What follows thereafter in the movie is nothing short of a journey through dark psychotic alleys and gore. Buffalo Bill, who skins his women victims, meanwhile abducts the daughter of a senator, played by Brooke Smith. Crawford makes use of this opportunity and concocts a fake deal with Lecter in lieu of his cooperation to catch Bill. The sadistic chief of the asylum Dr. Frederick Chilton, played superbly by Anthony Heald, records the conversation between Starling and Lecter and reveals that there is no such deal. Instead, he takes Lecter to Memphis to meet the senator, played by Diane Baker, whose daughter was earlier abducted by Bill. Lecter misguides and verbally abuses the senator. At this point, he agrees to help Starling in lieu of her personal information. Lecter informs Starling that Bill believes that he is a transsexual. Returning the favour, Starling reveals her disturbing childhood.

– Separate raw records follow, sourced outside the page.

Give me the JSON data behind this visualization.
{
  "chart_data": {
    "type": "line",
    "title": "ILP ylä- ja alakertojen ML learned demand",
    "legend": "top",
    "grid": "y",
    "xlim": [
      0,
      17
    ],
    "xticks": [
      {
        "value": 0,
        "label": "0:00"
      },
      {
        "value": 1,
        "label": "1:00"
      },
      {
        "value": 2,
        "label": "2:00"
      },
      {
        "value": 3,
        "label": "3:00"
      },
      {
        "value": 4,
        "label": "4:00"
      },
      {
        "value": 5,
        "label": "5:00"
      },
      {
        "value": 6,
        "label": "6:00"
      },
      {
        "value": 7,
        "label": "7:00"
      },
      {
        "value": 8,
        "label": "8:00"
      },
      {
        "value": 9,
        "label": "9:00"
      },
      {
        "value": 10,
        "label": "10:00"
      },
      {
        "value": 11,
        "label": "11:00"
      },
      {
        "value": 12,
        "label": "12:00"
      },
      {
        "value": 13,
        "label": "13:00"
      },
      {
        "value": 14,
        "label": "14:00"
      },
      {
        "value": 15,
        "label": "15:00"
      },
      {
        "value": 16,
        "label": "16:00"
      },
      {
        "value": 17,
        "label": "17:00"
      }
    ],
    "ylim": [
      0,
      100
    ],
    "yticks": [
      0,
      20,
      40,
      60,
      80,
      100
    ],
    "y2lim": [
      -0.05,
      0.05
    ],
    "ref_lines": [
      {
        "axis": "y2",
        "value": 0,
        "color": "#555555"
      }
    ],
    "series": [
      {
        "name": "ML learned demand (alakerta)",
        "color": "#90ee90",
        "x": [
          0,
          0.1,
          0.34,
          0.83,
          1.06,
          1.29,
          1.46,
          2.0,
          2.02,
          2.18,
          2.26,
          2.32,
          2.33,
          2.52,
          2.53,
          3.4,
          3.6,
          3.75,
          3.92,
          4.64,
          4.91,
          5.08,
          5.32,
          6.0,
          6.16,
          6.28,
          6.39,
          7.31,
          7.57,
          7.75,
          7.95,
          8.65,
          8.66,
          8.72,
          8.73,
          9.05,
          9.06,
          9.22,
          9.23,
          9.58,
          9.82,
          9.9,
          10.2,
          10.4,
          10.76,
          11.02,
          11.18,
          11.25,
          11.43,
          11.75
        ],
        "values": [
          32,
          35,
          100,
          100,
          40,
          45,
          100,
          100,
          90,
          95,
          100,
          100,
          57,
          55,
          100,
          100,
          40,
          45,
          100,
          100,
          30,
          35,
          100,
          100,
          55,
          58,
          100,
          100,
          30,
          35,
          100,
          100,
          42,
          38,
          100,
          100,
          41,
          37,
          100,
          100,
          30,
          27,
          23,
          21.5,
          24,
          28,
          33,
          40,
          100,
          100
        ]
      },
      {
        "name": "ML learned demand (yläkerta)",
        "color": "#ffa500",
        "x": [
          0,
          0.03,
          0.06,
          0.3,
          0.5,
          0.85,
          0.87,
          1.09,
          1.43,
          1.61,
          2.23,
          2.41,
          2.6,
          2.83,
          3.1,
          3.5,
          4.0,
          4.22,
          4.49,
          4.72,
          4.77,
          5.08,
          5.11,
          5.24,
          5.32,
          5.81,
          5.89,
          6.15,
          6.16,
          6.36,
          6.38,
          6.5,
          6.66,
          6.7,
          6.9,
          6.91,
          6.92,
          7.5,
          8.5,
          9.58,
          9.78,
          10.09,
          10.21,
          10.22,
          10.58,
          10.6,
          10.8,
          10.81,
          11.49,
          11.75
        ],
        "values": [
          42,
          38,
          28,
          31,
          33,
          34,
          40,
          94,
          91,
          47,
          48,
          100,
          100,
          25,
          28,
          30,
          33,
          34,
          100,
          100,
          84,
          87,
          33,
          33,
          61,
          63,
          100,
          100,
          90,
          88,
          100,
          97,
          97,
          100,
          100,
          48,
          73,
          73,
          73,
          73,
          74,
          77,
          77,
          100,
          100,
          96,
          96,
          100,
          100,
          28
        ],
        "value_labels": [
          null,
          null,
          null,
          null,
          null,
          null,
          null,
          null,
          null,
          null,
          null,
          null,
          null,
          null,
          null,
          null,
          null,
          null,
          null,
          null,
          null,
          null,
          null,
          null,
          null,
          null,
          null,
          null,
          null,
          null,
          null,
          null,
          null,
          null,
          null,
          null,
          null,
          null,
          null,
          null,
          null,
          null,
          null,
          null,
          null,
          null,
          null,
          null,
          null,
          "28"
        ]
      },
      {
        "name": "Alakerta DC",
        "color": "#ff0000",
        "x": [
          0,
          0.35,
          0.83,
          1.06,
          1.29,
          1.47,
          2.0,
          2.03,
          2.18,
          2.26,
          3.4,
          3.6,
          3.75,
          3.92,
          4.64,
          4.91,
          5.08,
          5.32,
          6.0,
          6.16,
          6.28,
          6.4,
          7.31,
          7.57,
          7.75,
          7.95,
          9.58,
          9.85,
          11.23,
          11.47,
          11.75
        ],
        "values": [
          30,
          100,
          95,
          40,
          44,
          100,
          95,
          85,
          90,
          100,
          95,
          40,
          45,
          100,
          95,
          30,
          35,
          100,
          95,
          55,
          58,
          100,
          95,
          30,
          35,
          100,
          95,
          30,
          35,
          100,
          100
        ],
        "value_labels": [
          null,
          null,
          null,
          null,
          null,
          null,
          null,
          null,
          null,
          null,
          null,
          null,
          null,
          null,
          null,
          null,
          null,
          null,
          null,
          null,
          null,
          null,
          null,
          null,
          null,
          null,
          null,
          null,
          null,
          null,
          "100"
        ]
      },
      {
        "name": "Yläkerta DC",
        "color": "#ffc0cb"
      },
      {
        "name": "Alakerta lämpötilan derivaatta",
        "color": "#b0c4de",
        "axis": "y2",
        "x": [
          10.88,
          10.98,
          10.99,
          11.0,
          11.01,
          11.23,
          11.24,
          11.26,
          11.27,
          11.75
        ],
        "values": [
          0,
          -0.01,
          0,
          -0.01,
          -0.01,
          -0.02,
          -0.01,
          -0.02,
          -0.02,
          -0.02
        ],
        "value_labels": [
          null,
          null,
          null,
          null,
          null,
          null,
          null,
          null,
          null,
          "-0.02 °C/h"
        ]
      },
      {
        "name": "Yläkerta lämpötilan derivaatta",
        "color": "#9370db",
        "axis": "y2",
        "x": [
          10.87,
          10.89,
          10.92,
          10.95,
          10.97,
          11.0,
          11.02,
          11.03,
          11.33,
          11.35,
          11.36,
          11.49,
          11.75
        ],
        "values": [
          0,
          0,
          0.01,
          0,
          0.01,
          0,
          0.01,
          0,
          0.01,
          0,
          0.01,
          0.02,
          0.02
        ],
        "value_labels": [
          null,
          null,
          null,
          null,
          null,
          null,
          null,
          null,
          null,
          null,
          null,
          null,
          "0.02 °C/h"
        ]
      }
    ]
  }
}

While being at Memphis, Lecter organizes one of the most striking and horrific escape acts in cinematic history and kills a couple of guards in the process. Starling, acting on Lecter’s advices, finds out that Bill is a skilled tailor and wants to make a true woman suit made out skin in his pursuit to become a woman. Acting on clues, she reaches the house of Bill, whose actual name is Jame Gumb, and kills Gumb after a terrifying chase sequences. She frees the senator’s abducted daughter in the process. Thereafter, during the FBI orientation ceremony, Lecter calls up Starling and reveals that he wouldn’t go after her as the world is far more interesting with her being there and expects her to return the favour. Lecter also reveals that he would be having an ‘old friend’ for dinner and we can see Dr. Chilton coming out of a flight at an airport in Bimini.
The film is replete with weird sexual fantasies, dark facts about characters, misogyny, sexual innuendos, gore, fear and thrill thus creating an unfaltering aura of horror and crime. Hopkins is brilliant in his portrayal of Lecter and steals the show by not going overboard with his acting. Although his screen presence is not a huge one, he creates a sense of fear even in scenes where he is not there. Foster plays the character of a resolute agent and triumphs in sticking to her goals despite being intellectually outmanoeuvred by Lecter on a number of occasions. It is difficult to imagine anyone else in the role although Foster was not the initial choice for playing the role.
The direction is almost flawless excepting the insertion of a little too many details to the discomfiture of the viewers. It is interesting to note how subtle elements make a huge difference to the overall look and feel of the movie, a perfect case in point being the scene where the short-heighted Starling is easily dwarfed by superior male colleagues at a lift. Another example could be the scene where Starling instructs the lascivious local policemen to leave the place where the skinned body of a victim is placed.
The LGBT community might scoff at the portrayal of Bill but this movie side-tracks the criticisms based on a number of psychological parameters. Contrary to popular beliefs, this film doesn’t promote homophobia, rather it shows Bill as a tortured character who hates himself. So, he wants to be as far from himself as he possibly could and hence his obsession with being a woman. The screenplay by Ted Tally is very tight and the music by Howard Shore is intense thus creating a sort of paranoia that could be experienced right throughout the movie. In other words, no film from the horror genre demands as much respect as The Silence of the Lambs. In fact, let us say that there is indeed the silence of the lambs at the end of the movie.
Good review! Feeling like watching the movie.